Dalam memberantas tindak pidana yang muncul dalam kehidupan
masyarakat dibutuhkan suatu produk hukum yang dapat menegakkan keadilan dan
dapat menjadi sarana pengayoman masyarakat. Untuk menangani hal tersebut,
Negara Indonesia berpedoman pada hukum Pidana. Hukum pidana adalah bagian
dari keseluruhan hukum yang berlaku di suatu Negara, yang mengadakan dasar-
dasar dan aturan-aturan untuk menentukan perbuatan mana yang tidak boleh
dilakukan, dilarang dengan disertai ancaman atau sanksi yang berupa pidana
tertentu bagi barangsiapa melanggar larangan tersebut. Hukum Pidana juga dapat
menentukan kapan dan dalam hal-hal apa kepada mereka yang telah melanggar
larangan-larangan itu dapat dikenakan atau dijatuhi pidana sebagaimana yang
telah diancamkan dan menentukan dengan cara bagaimana pengenaan pidana itu
dapat dilaksanakan apabila ada orang yang disangka telah melanggar larangan
tersebut (Moeljatno,1993:1).
Tujuan hukum pidana ialah mencegah masyarakat melakukan suatu tindak
pidana sehingga tercipta suatu penegakan hukum, sebagai sarana pengayoman
masyarakat (tujuan preventif) serta menyadarkan si pelaku tindak pidana agar
tidak melakukan atau mengulangi tindak pidana (tujuan represif). Selain produk
3
hukum, diperlukan pula para penegak hukum yang berperan sebagai pelaksana
Peraturan Perundang-Undangan dalam rangka penegakan hukum, baik penegak
hukum yang terkait langsung seperti Polisi, Jaksa, Hakim maupun penegak hukum
yang tidak terkait secara langsung seperti misalnya Lembaga Pemasyarakatan.

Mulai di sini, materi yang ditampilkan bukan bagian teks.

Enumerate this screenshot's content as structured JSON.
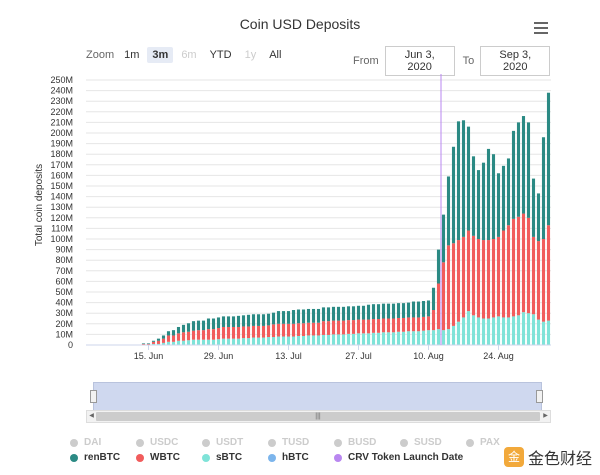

Lembaga ini meskipun tidak terkait langsung dalam penegakan hukum, tetapi
berperan besar dalam menciptakan ketertiban masyarakat dalam kehidupan
hukum.
Berdasarkan Pasal 5 ayat (1) dan Pasal 20 ayat (1) UUD 1945, Pemerintah
membentuk Undang-Undang No 12 Tahun 1995 tentang Pemasyarakatan yang
mendasari tugas dan fungsi dari lembaga ini. Lembaga pemasyarakatan adalah
salah satu pranata hukum yang tidak dapat dipisahkan dalam kerangka besar
bangunan hukum di Indonesia, khususnya dalam kerangka Hukum Pidana.
Sumbangan yang diberikan salah satunya dalam hal pembinaan terhadap
narapidana selama menjalani masa-masa hukumannya dipenjara. Bahkan
pembinaan serta pengawasan ini diberikan pula pada narapidana bebas untuk
periode-periode waktu tertentu.
Tujuan dari pembinaan yang dilakukan oleh Lembaga Pemasyarakatan
adalah agar narapidana tidak mengulangi lagi perbuatannya dan bisa menemukan
kembali kepercayaan dirinya serta dapat diterima menjadi bagian dari anggota
masyarakat. Selain itu pembinaan juga dilakukan terhadap pribadi dari narapidana
itu sendiri. Tujuannya agar narapidana mampu mengenal dirinya sendiri dan
memiliki tingkat kesadaran diri yang tinggi.
Selama ini perhatian banyak diberikan terhadap lembaga-lembaga hukum
yang bergerak langsung dalam penegakan hukum baik di lembaga pembuat
Undang-Undang maupun pihak yang bertanggung jawab dalam hal
pelaksanaannya seperti Polisi, Hakim ataupun Jaksa. Perhatian tersebut dirasa
kurang pada Lembaga Pemasyarakatan. Hal ini ditunjukkan tingkat keberhasilan
dalam suatu Lembaga Pemasyarakatan yang masih kurang. Masih banyak
dijumpai tindak pidana yang ada dalam masyarakat khususnya pengulangan
tindak pidana (residive) yang dilakukan oleh mantan narapidana. Hal tersebut
memberi pengertian bahwa mungkin ada yang salah dalam mekanisme pembinaan
4
di Lapas sehingga tujuan dari pembinaan itu sendiri yaitu mengembalikan
narapidana ketengah masyarakat tidak tercapai. Pembinaan terhadap para pelaku
recidive diharapkan menjadi perhatian khusus oleh pembina di Lembaga
Pemasyarakatan. Pembina Lembaga Pemasyarakatan diharapkan memiliki
strategi-strategi pembinaan bagi narapidana kambuhan seperti recidivise.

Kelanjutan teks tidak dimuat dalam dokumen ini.